For console_flush_on_panic(), @last_finalized_id will _always_ be set to
the last finalized message of the panic messages, being higher than any
non-finalized records that may exist. There are no other CPUs running
except the panic CPU.

> And it is even wrong. I still believe that dataless records are
> quietly skipped. Here is the code:
>
> static bool _prb_read_valid(struct printk_ringbuffer *rb, u64 *seq,
> struct printk_record *r, unsigned int *line_count)
> {
> while ((err = prb_read(rb, *seq, r, line_count))) {
> [...]
> } else if (err == -ENOENT) {
> /* Record exists, but no data available. Skip. */
> (*seq)++;
>
> } else {
> }
> [...]
> }

Yes, this is the code. But prb_read() returns _true_ for data-less
records. You are confusing data-less records (which are valid records
containing the empty string) with "no data available" (which are records
that have lost their data).

Your confusion shows that we should improve the language. I am working
on a patch that does this.

> Note that "seq" is incremented and the cycle continues. It means
> that it tries to read the next record. It does _not_ return
> "true" when seeing dataless record, definitely.

I showed you where to look: get_data() has an extra check for data-less
records. It returns a valid string "", not NULL.
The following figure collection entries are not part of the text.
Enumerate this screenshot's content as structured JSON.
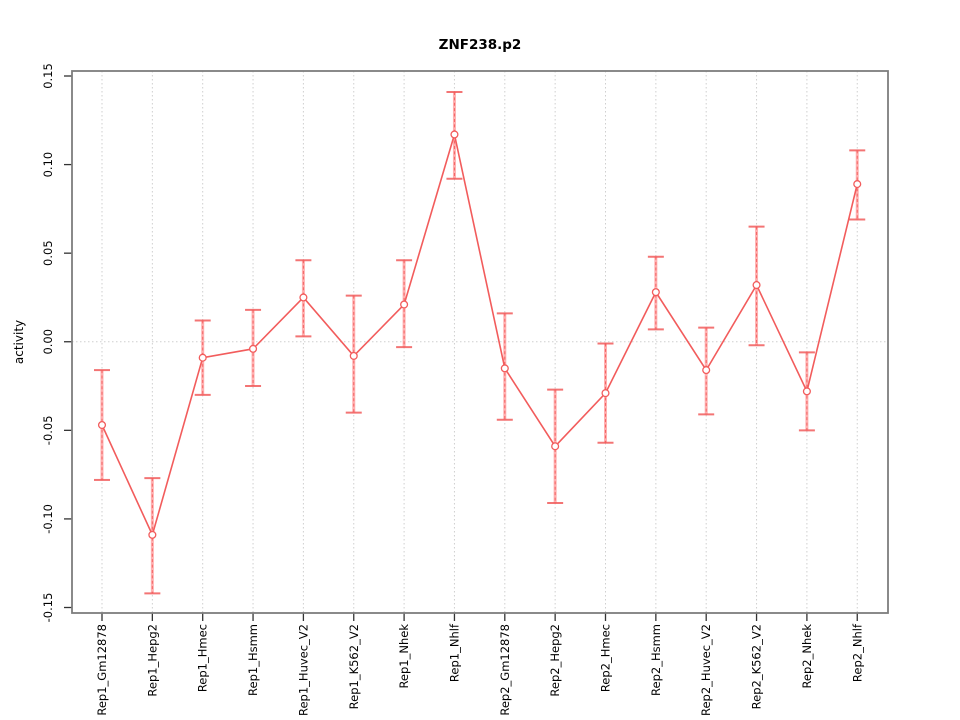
{
  "chart_data": {
    "type": "line",
    "title": "ZNF238.p2",
    "xlabel": "",
    "ylabel": "activity",
    "ylim": [
      -0.15,
      0.15
    ],
    "yticks": [
      -0.15,
      -0.1,
      -0.05,
      0.0,
      0.05,
      0.1,
      0.15
    ],
    "ytick_labels": [
      "-0.15",
      "-0.10",
      "-0.05",
      "0.00",
      "0.05",
      "0.10",
      "0.15"
    ],
    "grid": {
      "vertical_dotted_per_category": true,
      "horizontal_dotted_at_zero": true,
      "other_horizontal_gridlines": false
    },
    "legend": "none",
    "marker": "open-circle",
    "error_bars": true,
    "categories": [
      "Rep1_Gm12878",
      "Rep1_Hepg2",
      "Rep1_Hmec",
      "Rep1_Hsmm",
      "Rep1_Huvec_V2",
      "Rep1_K562_V2",
      "Rep1_Nhek",
      "Rep1_Nhlf",
      "Rep2_Gm12878",
      "Rep2_Hepg2",
      "Rep2_Hmec",
      "Rep2_Hsmm",
      "Rep2_Huvec_V2",
      "Rep2_K562_V2",
      "Rep2_Nhek",
      "Rep2_Nhlf"
    ],
    "series": [
      {
        "name": "activity",
        "values": [
          -0.047,
          -0.109,
          -0.009,
          -0.004,
          0.025,
          -0.008,
          0.021,
          0.117,
          -0.015,
          -0.059,
          -0.029,
          0.028,
          -0.016,
          0.032,
          -0.028,
          0.089
        ],
        "err_low": [
          -0.078,
          -0.142,
          -0.03,
          -0.025,
          0.003,
          -0.04,
          -0.003,
          0.092,
          -0.044,
          -0.091,
          -0.057,
          0.007,
          -0.041,
          -0.002,
          -0.05,
          0.069
        ],
        "err_high": [
          -0.016,
          -0.077,
          0.012,
          0.018,
          0.046,
          0.026,
          0.046,
          0.141,
          0.016,
          -0.027,
          -0.001,
          0.048,
          0.008,
          0.065,
          -0.006,
          0.108
        ]
      }
    ],
    "colors": {
      "line": "#f25c5c",
      "error_bar_light": "#ffb0b0",
      "error_bar_dash": "#f25c5c",
      "marker_stroke": "#f25c5c",
      "marker_fill": "#ffffff",
      "grid": "#cfcfcf",
      "box_border": "#7d7d7d",
      "tick": "#333333",
      "text": "#000000",
      "background": "#ffffff"
    }
  }
}
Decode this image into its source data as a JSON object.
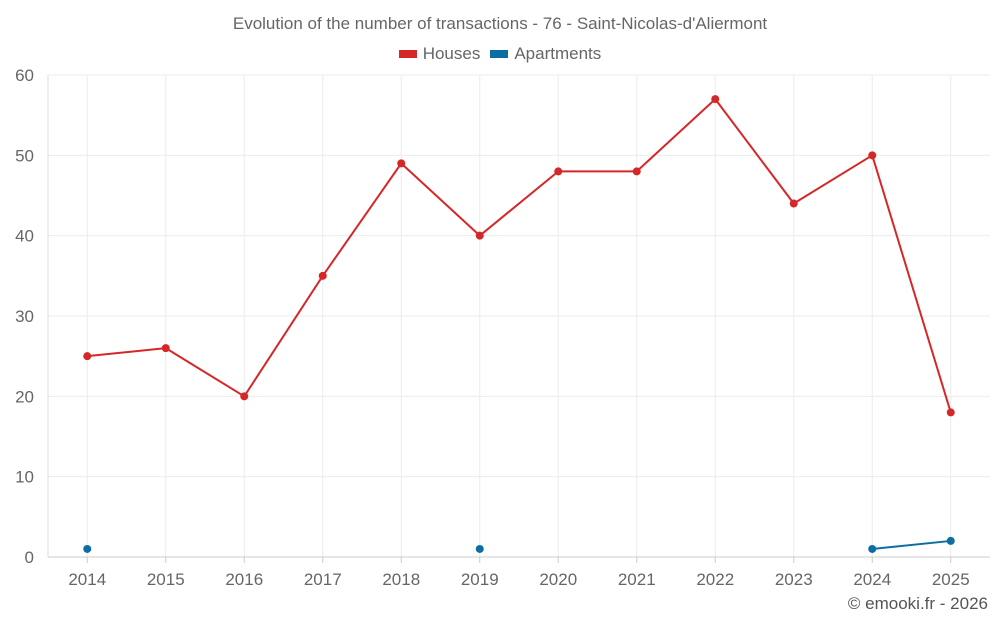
{
  "chart_data": {
    "type": "line",
    "title": "Evolution of the number of transactions - 76 - Saint-Nicolas-d'Aliermont",
    "xlabel": "",
    "ylabel": "",
    "categories": [
      "2014",
      "2015",
      "2016",
      "2017",
      "2018",
      "2019",
      "2020",
      "2021",
      "2022",
      "2023",
      "2024",
      "2025"
    ],
    "ylim": [
      0,
      60
    ],
    "yticks": [
      0,
      10,
      20,
      30,
      40,
      50,
      60
    ],
    "grid": true,
    "legend_position": "top-center",
    "series": [
      {
        "name": "Houses",
        "color": "#d62728",
        "values": [
          25,
          26,
          20,
          35,
          49,
          40,
          48,
          48,
          57,
          44,
          50,
          18
        ]
      },
      {
        "name": "Apartments",
        "color": "#0b6ea3",
        "values": [
          1,
          null,
          null,
          null,
          null,
          1,
          null,
          null,
          null,
          null,
          1,
          2
        ]
      }
    ]
  },
  "credit": "© emooki.fr - 2026"
}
>> that it is just a brief internal comment. It also says:
>>
>> * See the description of prb_read_valid() and prb_read_valid_info()
>> * for details.
>
> This does not help because these two functions do not describe
> how the seq is modified. And there are clearly three possibilities
> when it returns false:
>
> 1. The record for the given seq number has not been finalized
> yet. In this case, it keeps "seq" as it was.
>
> 2. The record for the given seq has been dataless. In this case
> it would try to advance seq until it finds a record with
> the data or not-yet-finalized one.

"dataless" is the wrong word. It should be "lost data". It is skipped
because there is no data available (because it was lost) for the reader
to read. This is _not_ the case where it is a finalized fully intakt
record containing an empty string.

>
> 3. The given seq number has been invalid, above the head.
> In this case, it keeps "seq" intact. So same as 1st case.
>
> Note that "seq" was not updated in the 1st and 3rd case. But the
> current comment suggests that it is updated.
>
> Well, it might be updated in all situations when then given
> seq pointed to an already overwritten record (below tail).
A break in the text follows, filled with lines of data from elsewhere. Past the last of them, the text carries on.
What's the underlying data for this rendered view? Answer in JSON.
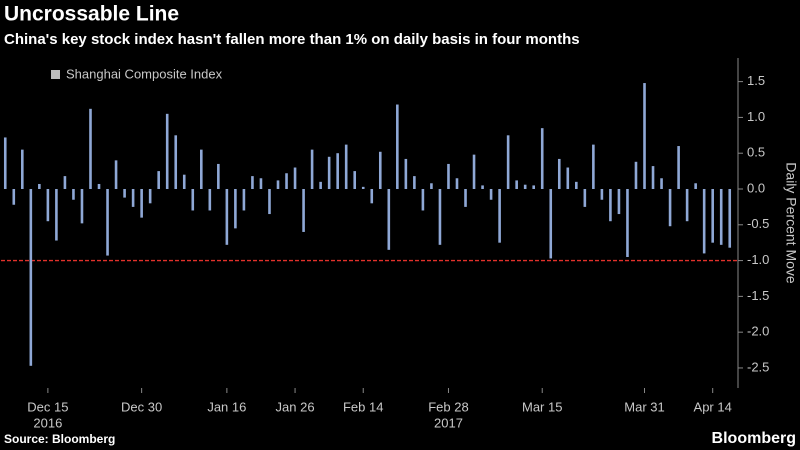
{
  "chart_data": {
    "type": "bar",
    "title": "Uncrossable Line",
    "subtitle": "China's key stock index hasn't fallen more than 1% on daily basis in four months",
    "y_axis_label": "Daily Percent Move",
    "source": "Source: Bloomberg",
    "brand": "Bloomberg",
    "categories": [
      null,
      null,
      null,
      null,
      null,
      "Dec 15",
      null,
      null,
      null,
      null,
      null,
      null,
      null,
      null,
      null,
      null,
      "Dec 30",
      null,
      null,
      null,
      null,
      null,
      null,
      null,
      null,
      null,
      "Jan 16",
      null,
      null,
      null,
      null,
      null,
      null,
      null,
      "Jan 26",
      null,
      null,
      null,
      null,
      null,
      null,
      null,
      "Feb 14",
      null,
      null,
      null,
      null,
      null,
      null,
      null,
      null,
      null,
      "Feb 28",
      null,
      null,
      null,
      null,
      null,
      null,
      null,
      null,
      null,
      null,
      "Mar 15",
      null,
      null,
      null,
      null,
      null,
      null,
      null,
      null,
      null,
      null,
      null,
      "Mar 31",
      null,
      null,
      null,
      null,
      null,
      null,
      null,
      "Apr 14",
      null,
      null
    ],
    "year_labels": [
      {
        "year": "2016",
        "under": "Dec 15"
      },
      {
        "year": "2017",
        "under": "Feb 28"
      }
    ],
    "series": [
      {
        "name": "Shanghai Composite Index",
        "color": "#8fa8d6",
        "values": [
          0.72,
          -0.22,
          0.55,
          -2.47,
          0.07,
          -0.45,
          -0.72,
          0.18,
          -0.15,
          -0.48,
          1.12,
          0.07,
          -0.93,
          0.4,
          -0.12,
          -0.25,
          -0.4,
          -0.2,
          0.25,
          1.05,
          0.75,
          0.2,
          -0.3,
          0.55,
          -0.3,
          0.35,
          -0.78,
          -0.55,
          -0.3,
          0.18,
          0.15,
          -0.35,
          0.12,
          0.22,
          0.3,
          -0.6,
          0.55,
          0.1,
          0.45,
          0.5,
          0.62,
          0.25,
          0.03,
          -0.2,
          0.52,
          -0.85,
          1.18,
          0.42,
          0.18,
          -0.3,
          0.08,
          -0.78,
          0.35,
          0.15,
          -0.25,
          0.48,
          0.05,
          -0.15,
          -0.75,
          0.75,
          0.12,
          0.06,
          0.05,
          0.85,
          -0.97,
          0.42,
          0.3,
          0.1,
          -0.25,
          0.62,
          -0.15,
          -0.45,
          -0.35,
          -0.95,
          0.38,
          1.48,
          0.32,
          0.15,
          -0.52,
          0.6,
          -0.45,
          0.08,
          -0.9,
          -0.75,
          -0.78,
          -0.82
        ]
      }
    ],
    "reference_line": {
      "value": -1,
      "color": "#e0312b"
    },
    "ylim": [
      -2.78,
      1.83
    ],
    "yticks": [
      1.5,
      {
        "value": 1,
        "label": "1.0"
      },
      0.5,
      {
        "value": 0,
        "label": "0.0"
      },
      -0.5,
      {
        "value": -1,
        "label": "-1.0"
      },
      -1.5,
      {
        "value": -2,
        "label": "-2.0"
      },
      -2.5
    ],
    "grid": false
  }
}
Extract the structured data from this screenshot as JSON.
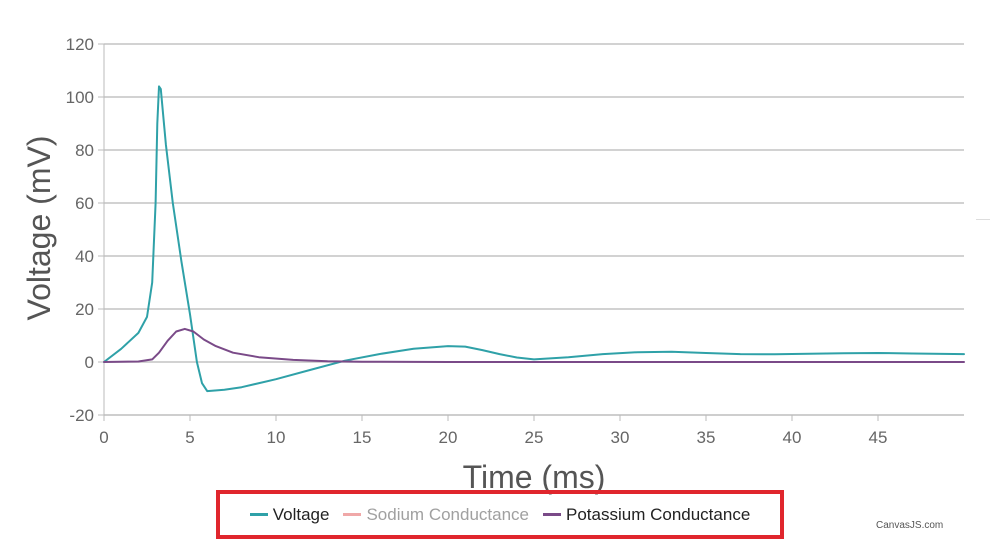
{
  "chart_data": {
    "type": "line",
    "xlabel": "Time (ms)",
    "ylabel": "Voltage (mV)",
    "xlim": [
      0,
      50
    ],
    "ylim": [
      -20,
      120
    ],
    "x_ticks": [
      0,
      5,
      10,
      15,
      20,
      25,
      30,
      35,
      40,
      45
    ],
    "y_ticks": [
      -20,
      0,
      20,
      40,
      60,
      80,
      100,
      120
    ],
    "grid": "horizontal",
    "legend_position": "bottom-center",
    "series": [
      {
        "name": "Voltage",
        "color": "#2fa1a8",
        "visible": true,
        "x": [
          0,
          1,
          2,
          2.5,
          2.8,
          3.0,
          3.1,
          3.2,
          3.3,
          3.6,
          4.0,
          4.5,
          5.0,
          5.4,
          5.7,
          6.0,
          7,
          8,
          10,
          12,
          14,
          16,
          18,
          20,
          21,
          22,
          23,
          24,
          25,
          27,
          29,
          31,
          33,
          35,
          37,
          39,
          41,
          43,
          45,
          47,
          50
        ],
        "y": [
          0,
          5,
          11,
          17,
          30,
          60,
          90,
          104,
          103,
          82,
          60,
          38,
          18,
          0,
          -8,
          -11,
          -10.5,
          -9.5,
          -6.5,
          -3,
          0.5,
          3,
          5,
          6,
          5.8,
          4.5,
          3,
          1.7,
          1,
          1.8,
          3,
          3.7,
          3.9,
          3.4,
          3,
          2.9,
          3.1,
          3.3,
          3.4,
          3.2,
          3
        ]
      },
      {
        "name": "Sodium Conductance",
        "color": "#f0a8a8",
        "visible": false,
        "x": [
          0,
          50
        ],
        "y": [
          0,
          0
        ]
      },
      {
        "name": "Potassium Conductance",
        "color": "#7a4a88",
        "visible": true,
        "x": [
          0,
          2,
          2.8,
          3.2,
          3.7,
          4.2,
          4.7,
          5.2,
          5.8,
          6.5,
          7.5,
          9,
          11,
          13,
          15,
          20,
          50
        ],
        "y": [
          0,
          0.2,
          1,
          3.5,
          8,
          11.5,
          12.5,
          11.5,
          8.5,
          6,
          3.5,
          1.8,
          0.8,
          0.3,
          0.1,
          0,
          0
        ]
      }
    ]
  },
  "credit": "CanvasJS.com"
}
You are making this all sound much more complicated than it
is. Really. I suppose this is testimony for the horrible documentation.

>> _prb_read_valid() returns true
>
> This is not true if I read the code correctly.

Unfortunately you are not reading the code correctly. (Or rather, you
are being misled by comments because you incorrectly associate "not
available to reader" to mean "valid record with an empty string".

> PS: Sigh, I know that my comments looked like nitpicking. I had big inner
> fight whether it was worth it or I was just burning my and others
> time. But it seems that it helped for find many subtle problems
> in the end.

Indeed. The subtle problem is: unclear comments/documentation.

John